Computing and projecting PCA of reference dataset to a target dataset.

bed_projectPCA(
  obj.bed.ref,
  obj.bed.new,
  k = 10,
  ind.row.new = rows_along(obj.bed.new),
  ind.row.ref = rows_along(obj.bed.ref),
  ind.col.ref = cols_along(obj.bed.ref),
  strand_flip = TRUE,
  join_by_pos = TRUE,
  match.min.prop = 0.5,
  build.new = "hg19",
  build.ref = "hg19",
  liftOver = NULL,
  ...,
  verbose = TRUE,
  ncores = 1
)

Arguments

obj.bed.ref

Object of type bed, which is the mapping of the bed file of the reference data. Use obj.bed <- bed(bedfile) to get this object.

obj.bed.new

Object of type bed, which is the mapping of the bed file of the target data. Use obj.bed <- bed(bedfile) to get this object.

k

Number of principal components to compute and project.

ind.row.new

Rows to be used in the target data. Default uses them all.

ind.row.ref

Rows to be used in the reference data. Default uses them all.

ind.col.ref

Columns to be potentially used in the reference data.
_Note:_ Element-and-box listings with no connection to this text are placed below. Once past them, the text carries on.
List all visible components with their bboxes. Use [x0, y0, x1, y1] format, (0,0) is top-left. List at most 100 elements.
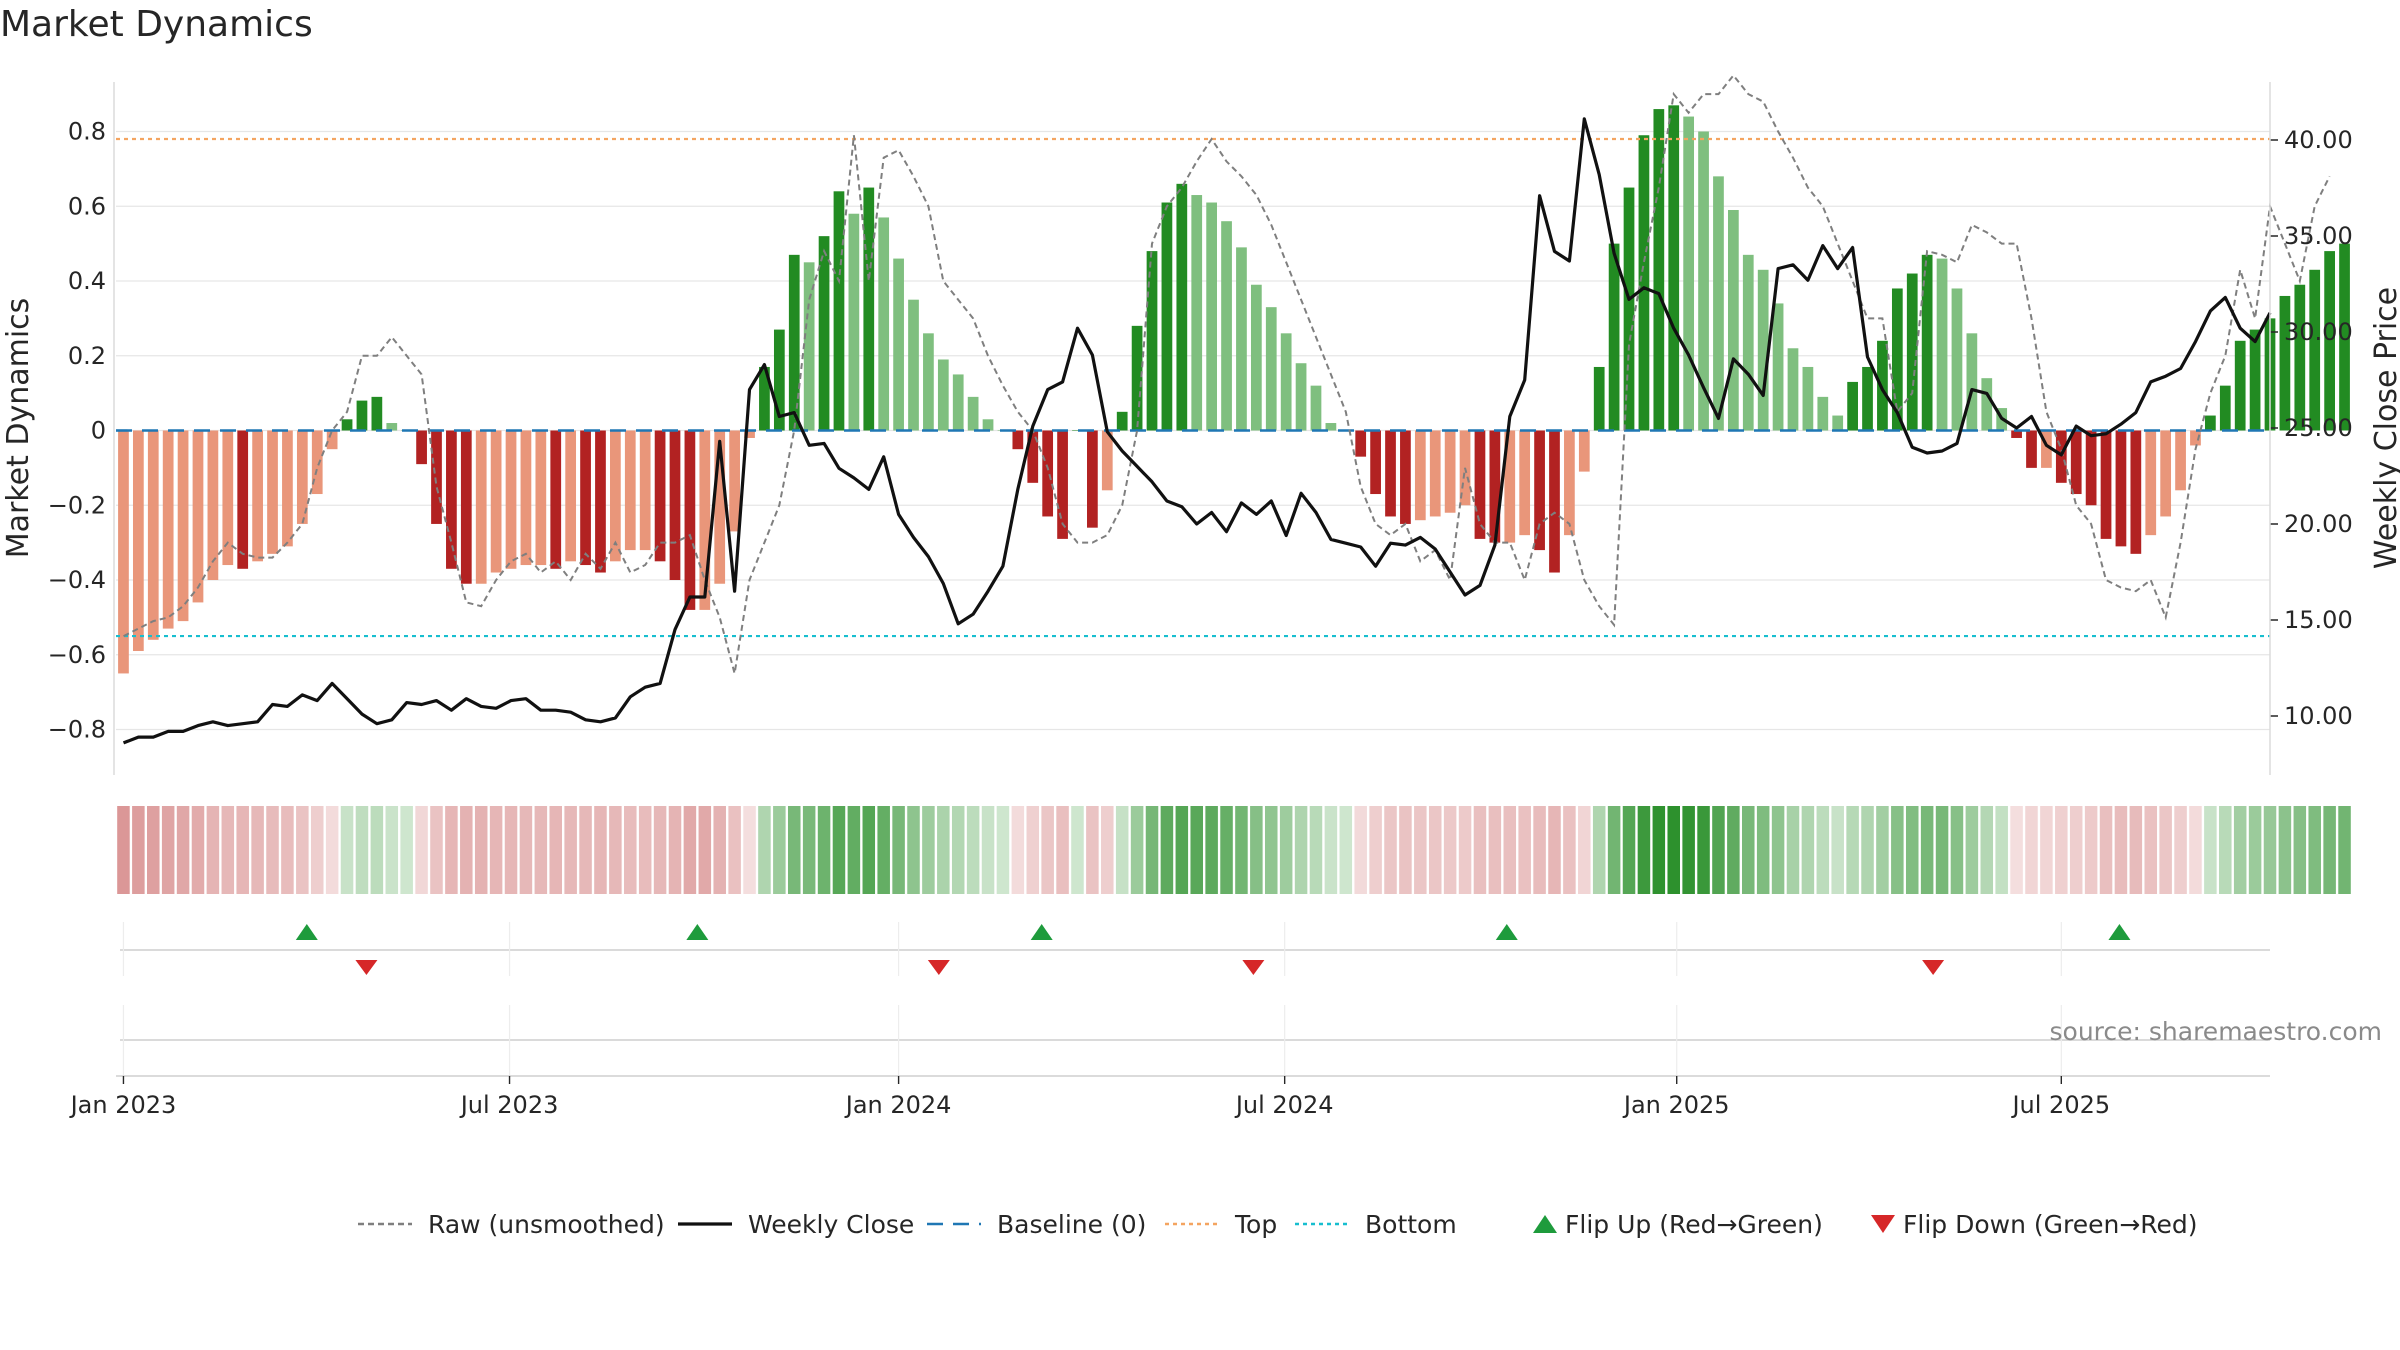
heat-cell: [385, 806, 399, 894]
heat-cell: [2189, 806, 2202, 894]
dynamics-bar: [1698, 131, 1709, 431]
heat-cell: [1563, 806, 1576, 894]
heat-cell: [1622, 806, 1636, 894]
legend-label: Weekly Close: [748, 1210, 914, 1239]
dynamics-bar: [1161, 202, 1173, 431]
heat-cell: [430, 806, 443, 894]
heat-cell: [951, 806, 965, 894]
dynamics-bar: [311, 430, 323, 495]
heat-cell: [2055, 806, 2068, 894]
heat-cell: [1041, 806, 1054, 894]
heat-cell: [2040, 806, 2053, 894]
heat-cell: [370, 806, 384, 894]
dynamics-bar: [1236, 247, 1247, 431]
axes: −0.8 −0.6 −0.4 −0.2 0 0.2 0.4 0.6 0.8 10.00 15.00 2…: [1, 82, 2400, 775]
legend-item: Bottom: [1295, 1210, 1457, 1239]
heat-cell: [1071, 806, 1084, 894]
dynamics-bar: [1355, 430, 1367, 457]
legend-label: Flip Up (Red→Green): [1565, 1210, 1823, 1239]
dynamics-bar: [1400, 430, 1411, 524]
y2-tick-label: 20.00: [2284, 510, 2353, 538]
legend-item: Flip Up (Red→Green): [1533, 1210, 1823, 1239]
heat-cell: [1935, 806, 1949, 894]
dynamics-bar: [1072, 430, 1083, 431]
heat-cell: [474, 806, 488, 894]
heat-cell: [758, 806, 771, 894]
dynamics-bar: [1429, 430, 1441, 517]
dynamics-bar: [818, 236, 830, 431]
dynamics-bar: [565, 430, 577, 562]
dynamics-bar: [207, 430, 219, 580]
heat-cell: [147, 806, 160, 894]
heat-cell: [310, 806, 324, 894]
regime-heat-strip: [117, 806, 2351, 894]
dynamics-bar: [341, 419, 353, 431]
dynamics-bar: [2070, 430, 2082, 495]
dynamics-bar: [132, 430, 144, 652]
dynamics-bar: [1221, 221, 1232, 431]
heat-cell: [892, 806, 905, 894]
heat-cell: [579, 806, 592, 894]
source-label: source: sharemaestro.com: [2050, 1017, 2383, 1046]
dynamics-bar: [475, 430, 487, 584]
dynamics-bar: [1191, 195, 1203, 431]
heat-cell: [1399, 806, 1412, 894]
heat-cell: [221, 806, 235, 894]
dynamics-bar: [1370, 430, 1381, 495]
heat-cell: [1235, 806, 1248, 894]
dynamics-bar: [222, 430, 234, 566]
dynamics-bar: [639, 430, 651, 551]
heat-cell: [2233, 806, 2247, 894]
dynamics-bar: [267, 430, 278, 554]
flip-down-marker: [1922, 960, 1945, 975]
heat-cell: [251, 806, 264, 894]
heat-cell: [1727, 806, 1740, 894]
flip-up-marker: [1495, 924, 1518, 940]
dynamics-bar: [2100, 430, 2112, 539]
dynamics-bar: [1847, 381, 1858, 431]
dynamics-bar: [1787, 348, 1799, 431]
dynamics-bar: [1414, 430, 1426, 521]
heat-cell: [504, 806, 518, 894]
dynamics-bar: [1564, 430, 1575, 536]
dynamics-bar: [699, 430, 711, 610]
heat-cell: [2159, 806, 2172, 894]
heat-cell: [2338, 806, 2351, 894]
legend: Raw (unsmoothed) Weekly Close Baseline (0)…: [358, 1210, 2198, 1239]
heat-cell: [1652, 806, 1666, 894]
flip-down-marker: [355, 960, 378, 975]
heat-cell: [1443, 806, 1457, 894]
dynamics-bar: [2055, 430, 2067, 483]
heat-cell: [1637, 806, 1651, 894]
weekly-close-series: [122, 117, 2272, 745]
dynamics-bar: [2115, 430, 2127, 547]
heat-cell: [206, 806, 220, 894]
heat-cell: [2174, 806, 2187, 894]
dynamics-bar: [1906, 273, 1918, 431]
dynamics-bar: [1593, 366, 1605, 431]
heat-cell: [981, 806, 995, 894]
dynamics-bar: [2175, 430, 2186, 491]
x-tick-label: Jan 2023: [69, 1091, 177, 1119]
dynamics-bar: [2160, 430, 2172, 517]
dynamics-bars: [118, 105, 2350, 674]
dynamics-bar: [1653, 109, 1665, 431]
heat-cell: [2069, 806, 2083, 894]
legend-label: Raw (unsmoothed): [428, 1210, 665, 1239]
legend-item: Top: [1165, 1210, 1277, 1239]
heat-cell: [877, 806, 890, 894]
dynamics-bar: [1474, 430, 1486, 539]
heat-cell: [1056, 806, 1069, 894]
heat-cell: [2219, 806, 2232, 894]
dynamics-bar: [431, 430, 442, 524]
heat-cell: [1324, 806, 1338, 894]
dynamics-bar: [2294, 284, 2306, 431]
heat-cell: [1980, 806, 1994, 894]
dynamics-bar: [1385, 430, 1396, 517]
heat-cell: [340, 806, 354, 894]
flip-up-marker: [295, 924, 318, 940]
dynamics-bar: [1713, 176, 1724, 431]
heat-cell: [1309, 806, 1323, 894]
dynamics-bar: [2011, 430, 2022, 438]
heat-cell: [996, 806, 1010, 894]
Default uses all the ones in common with target data.

strand_flip

Whether to try to flip strand? (default is TRUE) If so, ambiguous alleles A/T and C/G are removed.

join_by_pos

Whether to join by chromosome and position (default), or instead by rsid.

match.min.prop

Minimum proportion of variants in the smallest data to be matched, otherwise stops with an error. Default is 20%.

build.new

Genome build of the target data. Default is hg19.

build.ref

Genome build of the reference data. Default is hg19.

liftOver

Path to liftOver executable. Binaries can be downloaded at https://hgdownload.cse.ucsc.edu/admin/exe/macOSX.x86_64/liftOver for Mac and at https://hgdownload.cse.ucsc.edu/admin/exe/linux.x86_64/liftOver for Linux.

...

Arguments passed on to bed_autoSVD

fun.scaling

A function with parameters X (or obj.bed), ind.row and ind.col, and that returns a data.frame with $center and $scale for the columns corresponding to ind.col, to scale each of their elements such as followed: $$\frac{X_{i,j} - center_j}{scale_j}.$$ Default uses binomial scaling. You can also provide your own center and scale by using bigstatsr::as_scaling_fun().

roll.size

Radius of rolling windows to smooth log-p-values. Default is 50.

int.min.size

Minimum number of consecutive outlier variants in order to be reported as long-range LD region. Default is 20.

thr.r2

Threshold over the squared correlation between two variants. Default is 0.2. Use NA if you want to skip the clumping step.

alpha.tukey

Default is 0.1. The type-I error rate in outlier detection (that is further corrected for multiple testing).

min.mac

Minimum minor allele count (MAC) for variants to be included. Default is 10. Can actually be higher because of min.maf.

min.maf

Minimum minor allele frequency (MAF) for variants to be included. Default is 0.02. Can actually be higher because of min.mac.

max.iter

Maximum number of iterations of outlier detection. Default is 5.

size

For one SNP, window size around this SNP to compute correlations. Default is 100 / thr.r2 for clumping (0.2 -> 500; 0.1 -> 1000; 0.5 -> 200). If not providing infos.pos (NULL, the default), this is a window in number of SNPs, otherwise it is a window in kb (genetic distance). I recommend that you provide the positions if available.

verbose

Output some information on the iterations? Default is TRUE.

ncores

Number of cores used. Default doesn't use parallelism. You may use bigstatsr::nb_cores().

Value

A list of 3 elements:

  • $obj.svd.ref: big_SVD object computed from reference data.

  • $simple_proj: simple projection of new data into space of reference PCA.

  • $OADP_proj: Online Augmentation, Decomposition, and Procrustes (OADP) projection of new data into space of reference PCA.